Chronic Care Manager
This is an on-site position at Kidney Care Center of Georgia. The Chronic Care Manager is a CMA or LPN who supports the development of patient-centered, team-based care. S/he will support primary care physicians (PCPs) and practices in managing their panel of patients using a population management informatics tool. By gathering and organizing patient data, the Chronic Care Manager works to identify patients unmet needs, engage patients in their own care, gather summary information for treatment interventions, and enhance ongoing communication between the patient and her/his care team.
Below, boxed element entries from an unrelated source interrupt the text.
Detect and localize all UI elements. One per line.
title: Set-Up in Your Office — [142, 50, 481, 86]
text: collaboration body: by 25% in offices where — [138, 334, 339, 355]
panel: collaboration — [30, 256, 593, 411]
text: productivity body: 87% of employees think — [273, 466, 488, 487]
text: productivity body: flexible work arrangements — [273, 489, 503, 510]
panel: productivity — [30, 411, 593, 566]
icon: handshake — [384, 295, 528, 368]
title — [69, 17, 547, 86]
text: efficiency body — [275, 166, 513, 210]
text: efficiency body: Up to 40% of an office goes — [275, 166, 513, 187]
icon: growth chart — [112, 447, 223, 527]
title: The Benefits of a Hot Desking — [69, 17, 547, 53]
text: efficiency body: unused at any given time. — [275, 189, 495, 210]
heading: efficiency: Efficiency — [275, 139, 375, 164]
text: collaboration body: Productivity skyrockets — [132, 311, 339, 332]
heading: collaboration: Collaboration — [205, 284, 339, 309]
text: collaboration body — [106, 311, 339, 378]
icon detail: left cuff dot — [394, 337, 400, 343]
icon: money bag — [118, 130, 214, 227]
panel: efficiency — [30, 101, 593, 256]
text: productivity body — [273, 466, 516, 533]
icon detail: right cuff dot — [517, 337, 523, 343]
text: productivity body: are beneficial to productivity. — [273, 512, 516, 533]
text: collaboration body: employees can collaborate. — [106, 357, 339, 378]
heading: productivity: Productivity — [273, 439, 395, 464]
The goal of the Chronic Care Management program is to facilitate high-value, patient-centered care that improves timely access to and provision of preventive services and chronic disease treatment.
Starting pay range for the role: $20/ per hour
KEY AREAS OF RESPONSIBILITY:
* Develops a keen understanding of primary care practice requirements for optimal, coordinated population health
* Works as an effective team member of the care team
* Works a Chronic Care Management platform to support patients with multiple chronic diseases and assists in the coordination of the patient's care continuum.
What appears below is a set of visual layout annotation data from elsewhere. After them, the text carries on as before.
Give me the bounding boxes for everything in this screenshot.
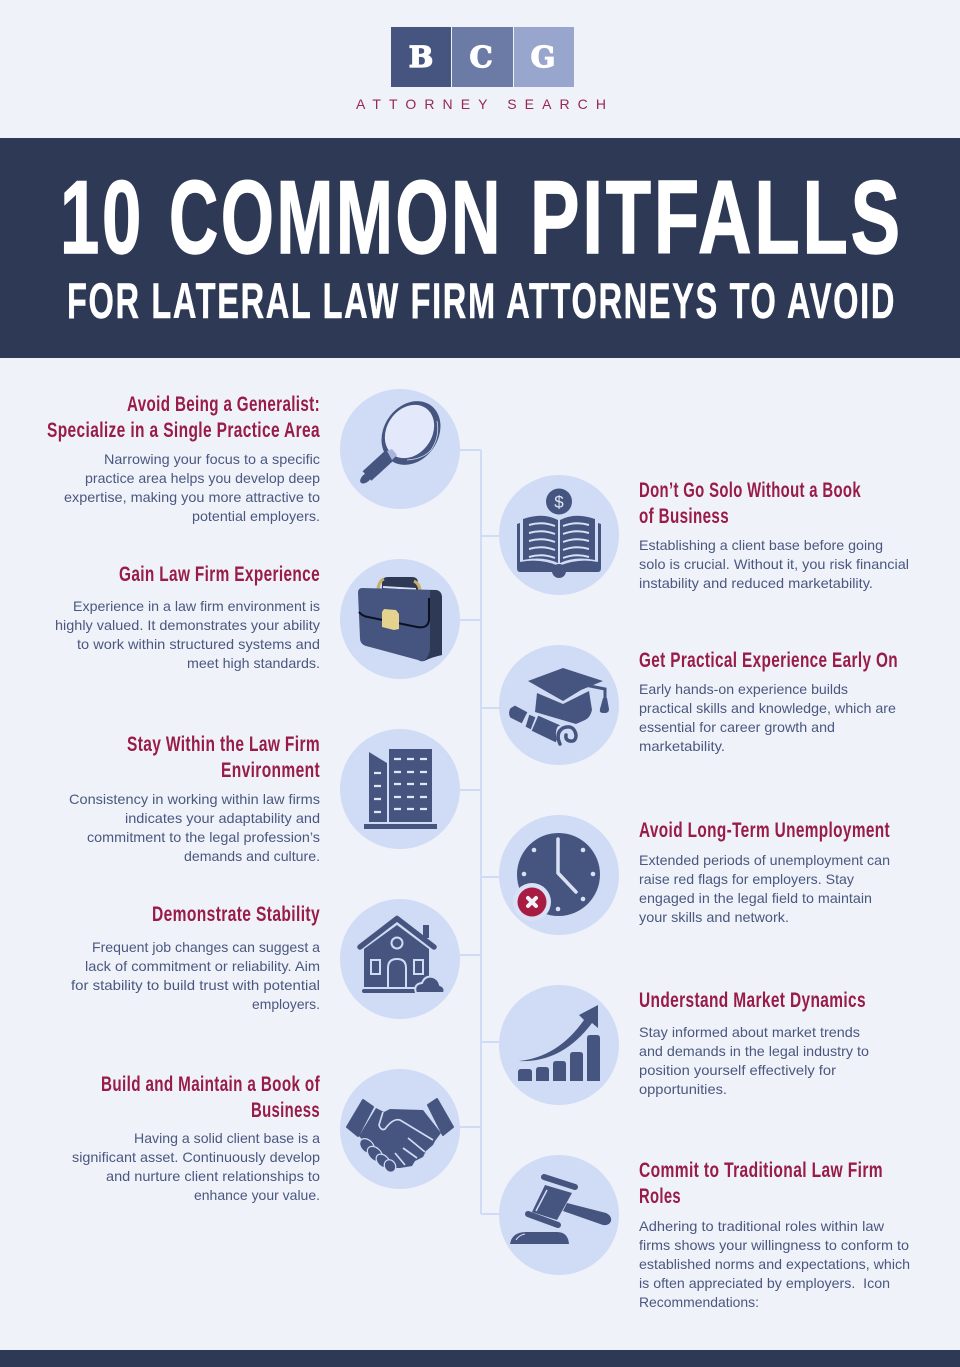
icon: magnifying glass [340, 389, 460, 509]
icon: book with dollar: $ [554, 492, 564, 512]
pitfall 6 text: solo is crucial. Without it, you risk financial [639, 556, 909, 572]
icon: briefcase [340, 559, 460, 679]
pitfall 10 text: Commit to Traditional Law Firm [639, 1159, 883, 1182]
pitfall 10 text: firms shows your willingness to conform to [639, 1237, 909, 1253]
pitfall 1 text: practice area helps you develop deep [85, 470, 320, 486]
pitfall 3 text: Consistency in working within law firms [69, 791, 320, 807]
logo [356, 27, 606, 112]
pitfall 1 text: Specialize in a Single Practice Area [47, 419, 320, 442]
pitfall 4 text: Demonstrate Stability [152, 903, 320, 926]
timeline connector [458, 450, 501, 1214]
pitfall 3 text [69, 733, 320, 864]
icon: handshake [340, 1069, 460, 1189]
pitfall 7 text [639, 649, 898, 754]
title banner: COMMON [169, 160, 503, 276]
pitfall 9 text: Stay informed about market trends [639, 1024, 860, 1040]
pitfall 6 text: Establishing a client base before going [639, 537, 883, 553]
bottom bar [0, 1350, 960, 1367]
pitfall 5 text [72, 1073, 320, 1203]
pitfall 8 text: engaged in the legal field to maintain [639, 890, 872, 906]
pitfall 2 text: highly valued. It demonstrates your ability [55, 617, 320, 633]
pitfall 3 text: Stay Within the Law Firm [127, 733, 320, 756]
pitfall 6 text: of Business [639, 505, 729, 528]
pitfall 9 text: opportunities. [639, 1081, 727, 1097]
pitfall 1 text [47, 393, 320, 524]
pitfall 10 text [639, 1159, 910, 1310]
icon: growth chart [499, 985, 619, 1105]
icon: gavel [499, 1155, 619, 1275]
pitfall 8 text: raise red flags for employers. Stay [639, 871, 854, 887]
pitfall 10 text: is often appreciated by employers. Icon [639, 1275, 890, 1291]
pitfall 5 text: significant asset. Continuously develop [72, 1149, 320, 1165]
icon: clock with red cross [499, 815, 619, 935]
pitfall 10 text: established norms and expectations, which [639, 1256, 910, 1272]
pitfall 9 text [639, 989, 869, 1097]
pitfall 2 text: meet high standards. [187, 655, 320, 671]
pitfall 6 text [639, 479, 909, 591]
pitfall 3 text: demands and culture. [184, 848, 320, 864]
pitfall 5 text: and nurture client relationships to [106, 1168, 320, 1184]
pitfall 2 text: to work within structured systems and [77, 636, 320, 652]
pitfall 10 text: Recommendations: [639, 1294, 759, 1310]
pitfall 1 text: Avoid Being a Generalist: [127, 393, 320, 416]
pitfall 7 text: essential for career growth and [639, 719, 835, 735]
pitfall 4 text [71, 903, 320, 1012]
icon: office building [340, 729, 460, 849]
pitfall 10 text: Adhering to traditional roles within law [639, 1218, 885, 1234]
pitfall 1 text: potential employers. [192, 508, 320, 524]
pitfall 3 text: commitment to the legal profession’s [87, 829, 320, 845]
title banner [0, 138, 960, 358]
pitfall 4 text: Frequent job changes can suggest a [92, 939, 320, 955]
logo: ATTORNEY SEARCH [356, 96, 606, 112]
pitfall 3 text: indicates your adaptability and [125, 810, 320, 826]
pitfall 5 text: enhance your value. [194, 1187, 320, 1203]
icon: book with dollar [499, 475, 619, 595]
pitfall 2 text: Gain Law Firm Experience [119, 563, 320, 586]
pitfall 3 text: Environment [221, 759, 320, 782]
pitfall 9 text: Understand Market Dynamics [639, 989, 866, 1012]
pitfall 4 text: for stability to build trust with potential [71, 977, 320, 993]
icon: house [340, 899, 460, 1019]
pitfall 9 text: and demands in the legal industry to [639, 1043, 869, 1059]
pitfall 5 text: Having a solid client base is a [134, 1130, 320, 1146]
pitfall 7 text: practical skills and knowledge, which are [639, 700, 896, 716]
pitfall 2 text: Experience in a law firm environment is [73, 598, 320, 614]
logo: B [409, 40, 433, 74]
pitfall 5 text: Business [251, 1099, 320, 1122]
pitfall 7 text: marketability. [639, 738, 725, 754]
title banner: 10 [60, 160, 144, 276]
pitfall 8 text: Extended periods of unemployment can [639, 852, 890, 868]
pitfall 10 text: Roles [639, 1185, 681, 1208]
pitfall 7 text: Early hands-on experience builds [639, 681, 848, 697]
pitfall 8 text [639, 819, 890, 925]
pitfall 9 text: position yourself effectively for [639, 1062, 836, 1078]
pitfall 2 text [55, 563, 320, 671]
icon: graduation cap and diploma [499, 645, 619, 765]
pitfall 1 text: expertise, making you more attractive to [64, 489, 320, 505]
pitfall 6 text: Don’t Go Solo Without a Book [639, 479, 861, 502]
pitfall 5 text: Build and Maintain a Book of [101, 1073, 320, 1096]
logo: G [531, 40, 555, 74]
pitfall 6 text: instability and reduced marketability. [639, 575, 873, 591]
pitfall 8 text: your skills and network. [639, 909, 789, 925]
pitfall 4 text: employers. [252, 996, 320, 1012]
logo: C [469, 40, 493, 74]
pitfall 1 text: Narrowing your focus to a specific [104, 451, 320, 467]
pitfall 4 text: lack of commitment or reliability. Aim [85, 958, 320, 974]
* Contributes to quality improvement and care redesign of population health efforts
PRINCIPLE DUTIES AND RESPONSIBILITIES:
* Manage patient registries and provide the members of health care teams in designated practices with the data required to meet the health needs of the patient
* Support practice staff to develop interventions to proactively manage target populations
* Contributes to a positive experience for patients and families through courteous telephone and digital interactions, accurate and expeditious routing, as well as referral to appropriate clinical staff when necessary
* Recognize and report data inconsistencies to appropriate personnel
* Contributes to the teamwork within and between departments. Regularly attends and participates in meetings with coworkers and practice staff.
* Perform all job functions in compliance with applicable federal, state, local, and company policies and procedures
* And other duties as assigned
QUALITY IMPROVEMENT AND PROCESS DESIGN
* Collaborate with care teams to establish population-appropriate, pre-visit, and point-of-care processes
* Provide data to the care teams to properly perform these processes
* Monitor and correct patient attribution to the practice and the care teams within the practice
* Minimum of 2 years of experience in a similar specialty. Experience in population health is preferred
* Proven problem-solver with ability to multitask
* Prior use of electronic health records and other health care information systems is desirable
QUALIFICATIONS
* Certified Medical Assistant or LPN from a nationally recognized organization preferred
* Significant experience within a primary care setting with quality/population health experience in lieu of certification will be considered.